Snowflake CTO: UK gov must close the data-literacy gap to lead in AI
TL;DR:
- Snowflake field CTO Fawad Qureshi argues UK government will not lead in AI until it closes a clear data-literacy gap between Whitehall and the commercial sector.
- Public trust is fragile and conditional: DSIT’s own research into the proposed National Data Library shows citizens default to concerns about “undisclosed intentions” without clear governance.
- The talent and capability constraint — heavy reliance on contractors, constrained pay, structural inefficiencies — is the binding issue: “You cannot regulate what you do not understand.”
Behind every UK AI strategy paper sits an awkward truth: government’s understanding of, use of, and governance over its own data lags the commercial sector. That is the framing Snowflake field CTO Fawad Qureshi sets out in a wide-ranging commentary published this week, arguing that AI leadership ambitions cannot be met until that basic gap is closed. “There is a knowledge gap between the public and the commercial sector,” Qureshi said. “What we assume is common sense or straightforward is not always so common in government.”
Bias starts upstream — and trust is fragile
Qureshi’s core technical argument is that data is never neutral. “We are all humans. We all have our own biases. Data is capturing those behaviours — it’s not neutral. The risk is that we amplify those biases and put people at systematic disadvantage.” The implication for UK departments is that AI investment must shift upstream: provenance, diversity, context and collection environment matter more than the model layer. His refugee-data example is sharp: “Why should someone fleeing across borders trust you enough to be honest in a survey? For them, you are an adversary.”
The trust dimension is reinforced by the government’s own evidence base. The Public Attitudes to Data and AI Tracker Survey has consistently shown NHS England as one of the UK’s most trusted data-handling institutions — but trust drops sharply where oversight is weaker or commercial involvement is visible. Recent DSIT research into the proposed National Data Library found that citizens default to concerns about “undisclosed intentions” unless governance, transparency and explanation are clear and concrete. “When you collect data for one purpose, use it for that purpose,” Qureshi said. “Don’t quietly use it for something else. You will break trust — and once it’s gone, it’s gone.”
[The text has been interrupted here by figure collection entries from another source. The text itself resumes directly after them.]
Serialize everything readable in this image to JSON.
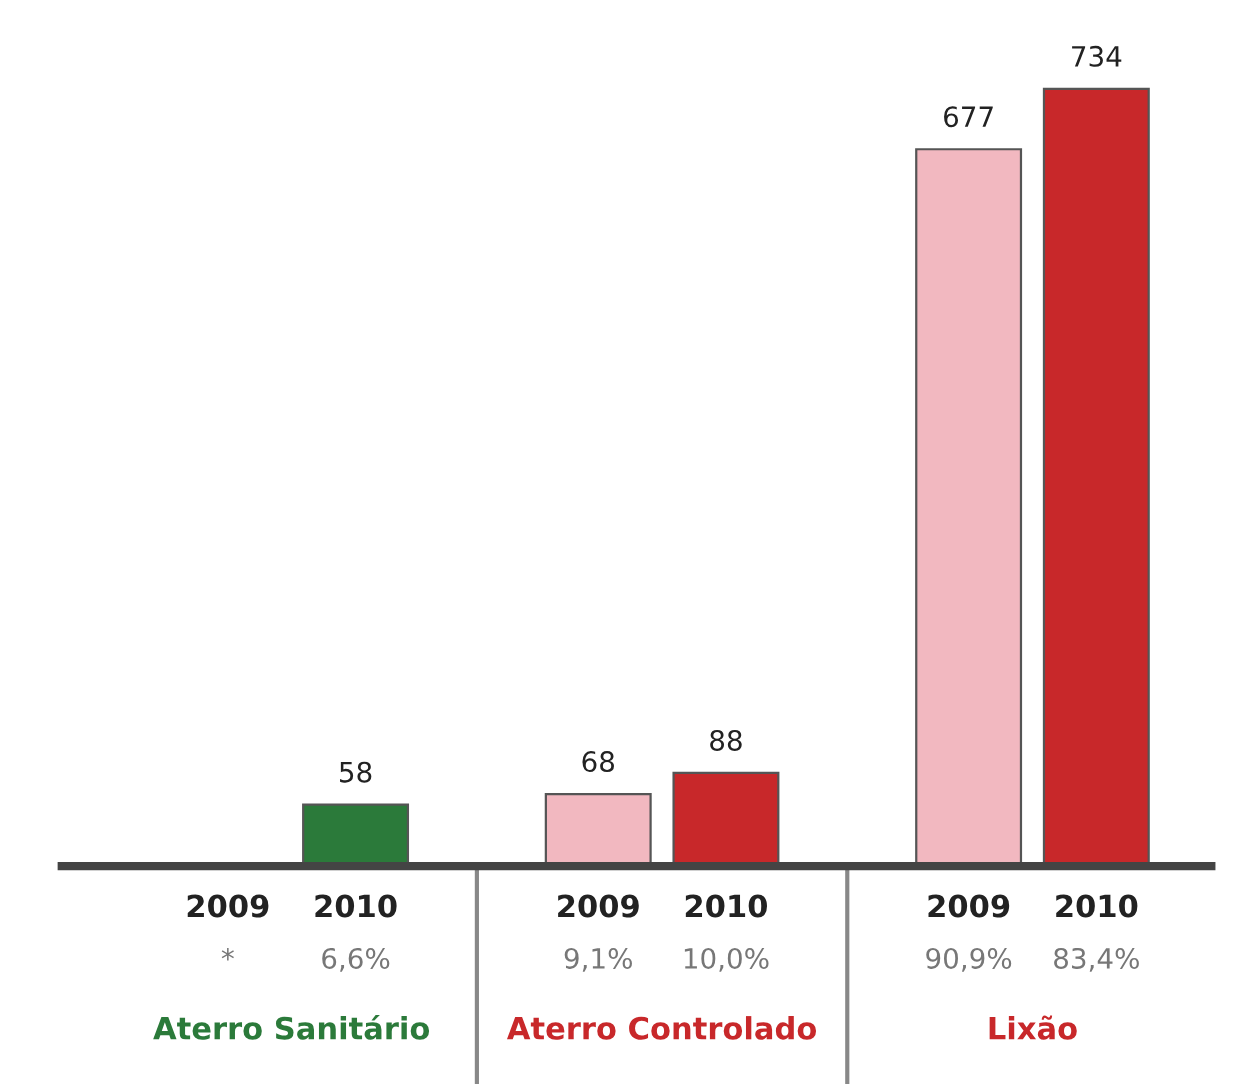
{
  "chart_data": {
    "type": "bar",
    "categories": [
      "2009",
      "2010",
      "2009",
      "2010",
      "2009",
      "2010"
    ],
    "values": [
      null,
      58,
      68,
      88,
      677,
      734
    ],
    "colors": [
      "#f2b8c0",
      "#2b7a3a",
      "#f2b8c0",
      "#c8282a",
      "#f2b8c0",
      "#c8282a"
    ],
    "data_labels": true,
    "annotations": [
      "*",
      "6,6%",
      "9,1%",
      "10,0%",
      "90,9%",
      "83,4%",
      "Aterro Sanitário",
      "Aterro Controlado",
      "Lixão"
    ]
  }
}
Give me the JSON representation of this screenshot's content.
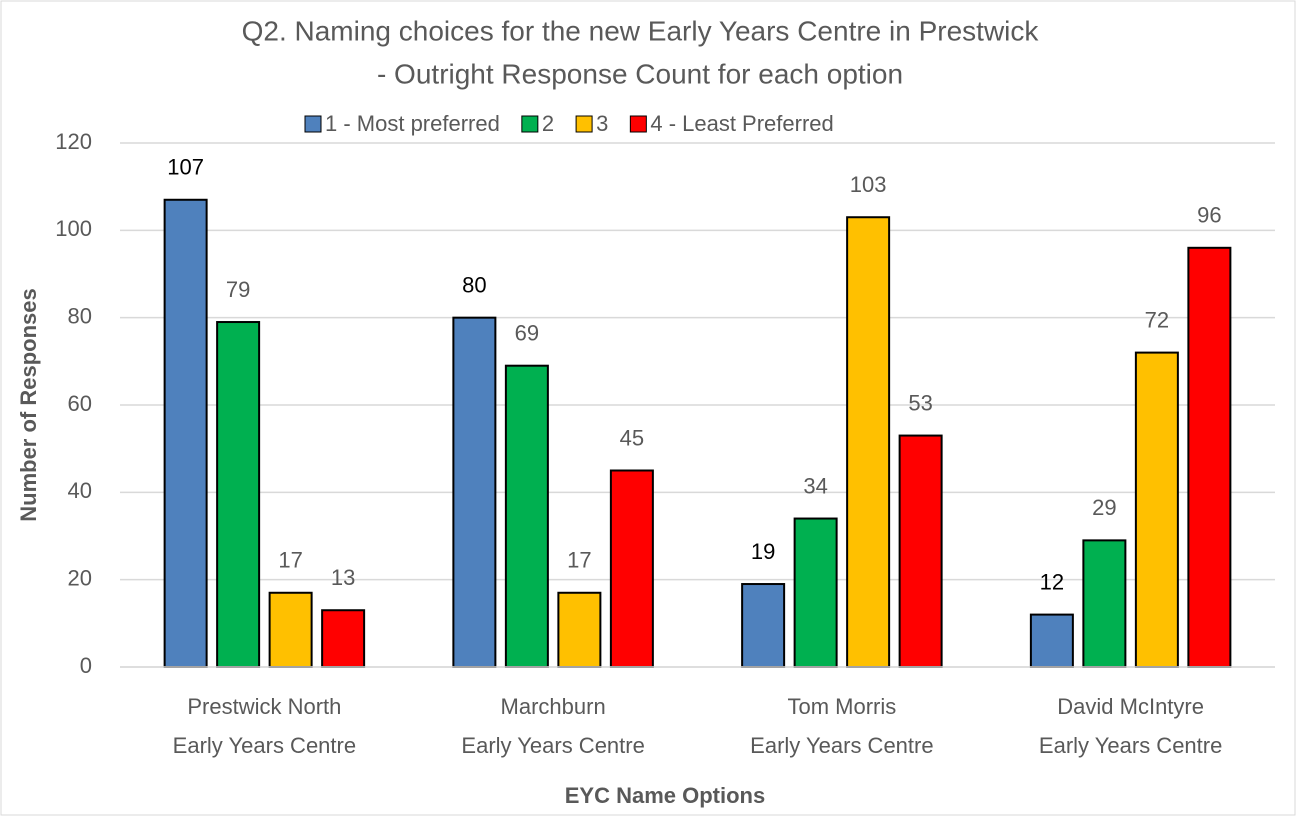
{
  "chart_data": {
    "type": "bar",
    "title": [
      "Q2. Naming choices for the new Early Years Centre in Prestwick",
      "- Outright Response Count for each option"
    ],
    "x_label": "EYC Name Options",
    "y_label": "Number of Responses",
    "categories": [
      [
        "Prestwick North",
        "Early Years Centre"
      ],
      [
        "Marchburn",
        "Early Years Centre"
      ],
      [
        "Tom Morris",
        "Early Years Centre"
      ],
      [
        "David McIntyre",
        "Early Years Centre"
      ]
    ],
    "series": [
      {
        "name": "1 - Most preferred",
        "color": "#4f81bd",
        "values": [
          107,
          80,
          19,
          12
        ]
      },
      {
        "name": "2",
        "color": "#00b050",
        "values": [
          79,
          69,
          34,
          29
        ]
      },
      {
        "name": "3",
        "color": "#ffc000",
        "values": [
          17,
          17,
          103,
          72
        ]
      },
      {
        "name": "4 - Least Preferred",
        "color": "#ff0000",
        "values": [
          13,
          45,
          53,
          96
        ]
      }
    ],
    "ylim": [
      0,
      120
    ],
    "yticks": [
      0,
      20,
      40,
      60,
      80,
      100,
      120
    ],
    "grid": true,
    "legend": "top"
  }
}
The capability question Westminster keeps deferring
The harder argument is about talent. The current government model — constrained pay scales, heavy contractor reliance, structural inefficiencies — makes it difficult to attract the people who can hold the AI policy conversation at the technical level it requires. “When the best people are not in government, you end up outsourcing policy work you cannot fully understand,” Qureshi said. The point lands with particular force in a week when HMRC has signed a £175 million Quantexa partnership and the Bank of England, FCA and HM Treasury have issued a frontier-AI cyber statement that depends on regulated firms — and supervisors — being technically literate enough to act on it.
Looking forward
Qureshi’s prescription for UK government is to treat data as a strategic asset, protect public trust as a core capability, design for long-term societal impact, embed accountability into automated systems, build verification into the fabric of digital services, and create an environment where top talent wants to work in government. None of these are quick wins. But the implicit warning — that AI strategy without data and capability foundations becomes either performative or quietly damaging — is one this week’s UK AI investment headlines do not engage with directly. “Trust is earned in drops and lost in buckets,” Qureshi said. “One misuse of data, and people remember it for decades.”